Last week former Labor premier of Victoria Steve Bracks — one-time Daryl Somers body double, now perpetually in waistcoat with pince-nez, looking like he’s out of a BBC adaptation of a Trollope novel — announced that Labor should further distance itself from the trade union movement and regard unions as “just another pressure group”.
That wasn’t his worst idea — which was briefly backing a wacko Melbourne-Sydney very fast train proposal — but it runs a close second.
A week later and ACTU secretary Sally McManus has announced that it has gone into direct talks with the Morrison government about what is being (erroneously) called Accord II — the COVID-19 negotiation — cutting federal Labor out of the deal altogether.
This will remind Labor grandees on the right who agree with Bracks that cutting ties cuts both ways is at least one context in which these new negotiations must be seen: a shot across the bows of the Chalmers-Marles etc right, who would very much like to remove the last vestiges of labour from Labor and run it more like the US Democratic Party — to emulate its great centrist successes.
Well have at it. But it would be a pity if the opportunity to genuinely reconstruct Australian working life created by COVID-19 was allowed to slip away. The ACTU is talking about job security and getting coronavirus leave through — a good idea, but a merest starting point to the process we need to undergo.
Capital and the right believe that post-pandemic the gasping hamster-wheel spendathon economy will simply return, and that if it’s a bit sluggish it can be made to do so by pulling the JobSeeker, JobKeeper, Jobbies-whatever rug from under peoples’ feet.
Well, never say never, but that seems extremely unlikely. Western economies have been running on absurd levels of highly individualised semi-luxury spending by a section of the population for some time.
That economy has been chasing a diminishing rate of spending expansion for some time, which in part accounts for phenomenon such as hospo wage theft (the undoubted greed of some proprietors is not sufficient to explain the industry-wide occurrence of the problem), and the rise of god-help-us 21st-century hire-purchase payment systems such as Afterpay (because the credit card system is getting tapped out at an individual level).
There was a collapse of sorts starting to happen before COVID-19 hit — the sudden falling over of the half-dozen donut store franchises around, for example, which are to Western economies what steel is to China — and there seems no chance that its diminution will create a bounce.
Recessions and depressions never create their own bounce-back. Something like a war, or a Keynsian spending extravaganza, or a combination of new technology and wage rises is necessary for that, and none of those look likely. Especially a Keynsian oomph.

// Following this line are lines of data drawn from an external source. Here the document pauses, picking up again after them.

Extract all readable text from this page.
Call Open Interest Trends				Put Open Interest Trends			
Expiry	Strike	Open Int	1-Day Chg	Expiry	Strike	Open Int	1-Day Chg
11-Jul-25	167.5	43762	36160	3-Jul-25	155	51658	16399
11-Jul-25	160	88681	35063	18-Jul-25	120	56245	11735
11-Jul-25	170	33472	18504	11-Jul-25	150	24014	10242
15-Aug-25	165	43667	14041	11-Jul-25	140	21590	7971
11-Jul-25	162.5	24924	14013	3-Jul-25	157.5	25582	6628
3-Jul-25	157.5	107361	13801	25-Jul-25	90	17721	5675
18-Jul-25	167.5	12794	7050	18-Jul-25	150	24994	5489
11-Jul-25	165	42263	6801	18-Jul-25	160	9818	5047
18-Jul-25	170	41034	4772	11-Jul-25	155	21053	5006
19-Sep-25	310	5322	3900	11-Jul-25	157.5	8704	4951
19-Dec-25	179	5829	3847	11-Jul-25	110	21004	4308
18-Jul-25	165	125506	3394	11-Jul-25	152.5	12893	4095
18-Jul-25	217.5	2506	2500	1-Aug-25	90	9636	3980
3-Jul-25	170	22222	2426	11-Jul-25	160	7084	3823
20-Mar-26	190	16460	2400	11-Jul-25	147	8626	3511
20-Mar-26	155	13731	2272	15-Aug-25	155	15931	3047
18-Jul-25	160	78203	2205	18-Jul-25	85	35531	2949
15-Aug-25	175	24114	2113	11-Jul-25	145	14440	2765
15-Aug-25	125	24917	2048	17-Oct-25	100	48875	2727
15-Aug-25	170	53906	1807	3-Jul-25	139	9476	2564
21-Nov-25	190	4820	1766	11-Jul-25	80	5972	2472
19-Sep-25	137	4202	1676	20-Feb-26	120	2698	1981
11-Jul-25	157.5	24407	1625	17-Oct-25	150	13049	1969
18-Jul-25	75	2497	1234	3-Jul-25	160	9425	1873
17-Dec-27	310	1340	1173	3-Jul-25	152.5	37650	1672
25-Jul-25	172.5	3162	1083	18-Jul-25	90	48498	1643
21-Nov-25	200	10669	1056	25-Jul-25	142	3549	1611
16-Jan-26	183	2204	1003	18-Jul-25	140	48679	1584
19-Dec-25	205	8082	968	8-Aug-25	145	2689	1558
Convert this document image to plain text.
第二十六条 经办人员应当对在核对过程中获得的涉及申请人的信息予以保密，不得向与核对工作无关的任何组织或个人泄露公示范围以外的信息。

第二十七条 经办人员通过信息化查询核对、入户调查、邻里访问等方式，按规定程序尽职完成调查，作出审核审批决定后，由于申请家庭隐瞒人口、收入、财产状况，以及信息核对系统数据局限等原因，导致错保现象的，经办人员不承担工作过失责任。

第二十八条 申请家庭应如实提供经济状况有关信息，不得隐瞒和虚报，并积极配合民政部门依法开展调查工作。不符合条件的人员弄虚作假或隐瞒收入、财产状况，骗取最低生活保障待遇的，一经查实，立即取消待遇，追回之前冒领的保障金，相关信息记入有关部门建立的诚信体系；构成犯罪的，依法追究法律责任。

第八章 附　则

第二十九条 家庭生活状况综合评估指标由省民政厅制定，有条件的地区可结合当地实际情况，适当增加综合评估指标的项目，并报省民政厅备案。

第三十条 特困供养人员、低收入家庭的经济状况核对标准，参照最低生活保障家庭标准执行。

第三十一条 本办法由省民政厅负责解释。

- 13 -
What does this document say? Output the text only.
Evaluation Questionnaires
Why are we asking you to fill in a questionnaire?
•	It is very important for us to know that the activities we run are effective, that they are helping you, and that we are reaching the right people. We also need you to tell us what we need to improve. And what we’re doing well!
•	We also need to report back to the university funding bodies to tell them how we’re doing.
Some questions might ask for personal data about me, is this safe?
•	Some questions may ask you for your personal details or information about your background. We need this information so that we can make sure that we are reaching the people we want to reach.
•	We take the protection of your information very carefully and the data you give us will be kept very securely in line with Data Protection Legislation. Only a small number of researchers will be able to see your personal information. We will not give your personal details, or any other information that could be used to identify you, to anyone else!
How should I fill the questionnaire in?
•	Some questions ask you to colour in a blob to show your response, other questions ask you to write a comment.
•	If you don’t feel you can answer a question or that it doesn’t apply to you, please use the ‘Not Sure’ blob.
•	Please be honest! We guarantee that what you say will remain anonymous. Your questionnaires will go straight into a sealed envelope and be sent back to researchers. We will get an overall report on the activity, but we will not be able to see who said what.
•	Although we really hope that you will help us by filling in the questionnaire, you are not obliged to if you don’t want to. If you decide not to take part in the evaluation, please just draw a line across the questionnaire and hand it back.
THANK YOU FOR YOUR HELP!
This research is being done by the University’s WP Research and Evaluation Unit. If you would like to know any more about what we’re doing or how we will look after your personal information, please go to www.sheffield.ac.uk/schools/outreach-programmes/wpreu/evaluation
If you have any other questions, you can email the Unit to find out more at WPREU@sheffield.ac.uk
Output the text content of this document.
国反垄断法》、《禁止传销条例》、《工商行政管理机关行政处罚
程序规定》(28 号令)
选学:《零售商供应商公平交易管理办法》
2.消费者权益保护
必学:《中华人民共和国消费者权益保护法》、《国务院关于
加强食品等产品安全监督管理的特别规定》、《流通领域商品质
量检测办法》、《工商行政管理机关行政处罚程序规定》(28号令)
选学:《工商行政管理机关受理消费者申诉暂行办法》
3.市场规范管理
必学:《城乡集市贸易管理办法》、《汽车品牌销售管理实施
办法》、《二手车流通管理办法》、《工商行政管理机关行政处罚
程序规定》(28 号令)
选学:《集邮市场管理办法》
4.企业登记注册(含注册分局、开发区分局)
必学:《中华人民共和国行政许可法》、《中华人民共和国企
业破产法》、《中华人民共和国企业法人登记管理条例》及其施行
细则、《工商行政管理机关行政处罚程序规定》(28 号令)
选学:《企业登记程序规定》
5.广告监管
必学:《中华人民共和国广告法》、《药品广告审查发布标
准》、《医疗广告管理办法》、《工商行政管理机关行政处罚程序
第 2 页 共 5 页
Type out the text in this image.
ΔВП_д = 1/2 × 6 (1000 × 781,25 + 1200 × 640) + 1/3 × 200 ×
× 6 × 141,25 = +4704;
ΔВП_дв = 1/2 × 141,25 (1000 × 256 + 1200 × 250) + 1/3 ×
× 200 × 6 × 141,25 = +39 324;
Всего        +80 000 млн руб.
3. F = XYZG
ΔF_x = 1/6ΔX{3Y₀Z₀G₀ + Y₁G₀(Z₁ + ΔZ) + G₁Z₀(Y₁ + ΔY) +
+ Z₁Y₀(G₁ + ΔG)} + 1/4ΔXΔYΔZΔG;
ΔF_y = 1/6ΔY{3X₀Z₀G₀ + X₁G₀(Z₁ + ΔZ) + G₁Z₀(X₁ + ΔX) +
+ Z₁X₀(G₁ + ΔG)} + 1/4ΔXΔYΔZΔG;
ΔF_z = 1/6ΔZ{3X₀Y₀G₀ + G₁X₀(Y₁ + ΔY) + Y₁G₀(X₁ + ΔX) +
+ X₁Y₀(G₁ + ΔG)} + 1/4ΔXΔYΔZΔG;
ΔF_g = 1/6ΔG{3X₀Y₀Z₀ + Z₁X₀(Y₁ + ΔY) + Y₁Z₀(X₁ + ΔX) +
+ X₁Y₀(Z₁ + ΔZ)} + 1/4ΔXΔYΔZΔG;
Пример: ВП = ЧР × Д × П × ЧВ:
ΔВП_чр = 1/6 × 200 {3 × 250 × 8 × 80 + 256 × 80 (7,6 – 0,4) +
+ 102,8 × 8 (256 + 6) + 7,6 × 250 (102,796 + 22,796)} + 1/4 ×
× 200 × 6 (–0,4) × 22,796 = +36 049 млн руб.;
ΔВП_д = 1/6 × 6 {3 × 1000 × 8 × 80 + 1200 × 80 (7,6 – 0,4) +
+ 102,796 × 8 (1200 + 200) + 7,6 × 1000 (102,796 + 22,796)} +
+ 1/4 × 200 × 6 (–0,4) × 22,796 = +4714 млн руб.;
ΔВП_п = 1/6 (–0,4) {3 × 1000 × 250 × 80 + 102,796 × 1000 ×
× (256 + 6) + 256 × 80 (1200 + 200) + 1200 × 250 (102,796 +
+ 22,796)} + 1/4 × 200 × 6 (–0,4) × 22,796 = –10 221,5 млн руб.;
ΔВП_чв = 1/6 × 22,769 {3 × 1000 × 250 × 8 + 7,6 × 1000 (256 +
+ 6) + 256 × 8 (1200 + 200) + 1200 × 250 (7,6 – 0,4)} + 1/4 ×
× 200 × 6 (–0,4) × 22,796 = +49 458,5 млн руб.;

As the Modern Monetary Theory progenitor, Australia’s Bill Mitchell, has noted, the discovery of a $60 billion shortfall in Jobbies’ spending was neither an accounting error nor a good thing.
It was simply a sign that the state stimulus wasn’t big enough to do the job it needed to do in conventional maintenance-growth economic terms.
As he also noted, Labor’s refusal via Jim Chalmers to attack the shortfall on those grounds rather than as a political blooper shows it has committed to de facto austerity-lite economic policies.
The proposition coming from both sides — that we shall simply resume as we were — is going to create an economy further riven by inequality and distortion that will not only create vast unnecessary misery but will not achieve the spending hikes people want.
Casuals, disability benefit recipients and many non-citizens are living in penury. Food insecurity and persistent hunger has increased, a shameful and shocking occurrence in Australia (although far from previously unknown, especially among Indigenous communities).
At the same time savings are rising as people with jobs and JobKeeper find they have less to spend it on and realise with shock just how much they were spending on eating out, entertainment, etc.
It’s more than possible that COVID-19 will have created a cultural change in the high-consumption culture that has been engineered to support spectacular capitalism in the past decade or so.
If that’s so, then attempting a return to existing social-economic relations will simply freeze inequality and lowered demand in place. And it will be the wrong sort of lowered demand, one denying many people essentials and good work.
Capital wants this because individual firms want it, and industry leaders are stupid and bamboozled by ideology. The unions and labour are not stupid, but they’re being unimaginative and cowardly.
What we need coming out of this is not a restoration of the full-time/part-time/casual split but a turn to the 30-hour week as the standard unit of work, with privately paid wages adjusted downwards pro-rata and the gap then made up with government payments and/or tax credits.
This supplement could be tapered off over years as the economy transitions to a different sort of modern one, not measured solely by the fiction of traditionally assessed “growth”, or could form part of a universal part-UBI.
In the short term, employment and industry could be revived by the creation and sale of COVID bonds, as Western economies issued war bonds to sop up the extra, unspent money arising from full employment from war production.
COVID bonds would direct money to infrastructure and social service projects, rather than having it simply diverted back to $25 cocktails. That would cause a crunch in hospo, which would need to be covered by a maintained and expanded JobSeeker, but would eventually transition to an economy whose resources are better directed.
This is an opportunity for Labor and labour to propose that. I wonder if they will or whether they’ll stay on the Bracks-Chalmers (and possibly) -McManus fast train to a new lost opportunity?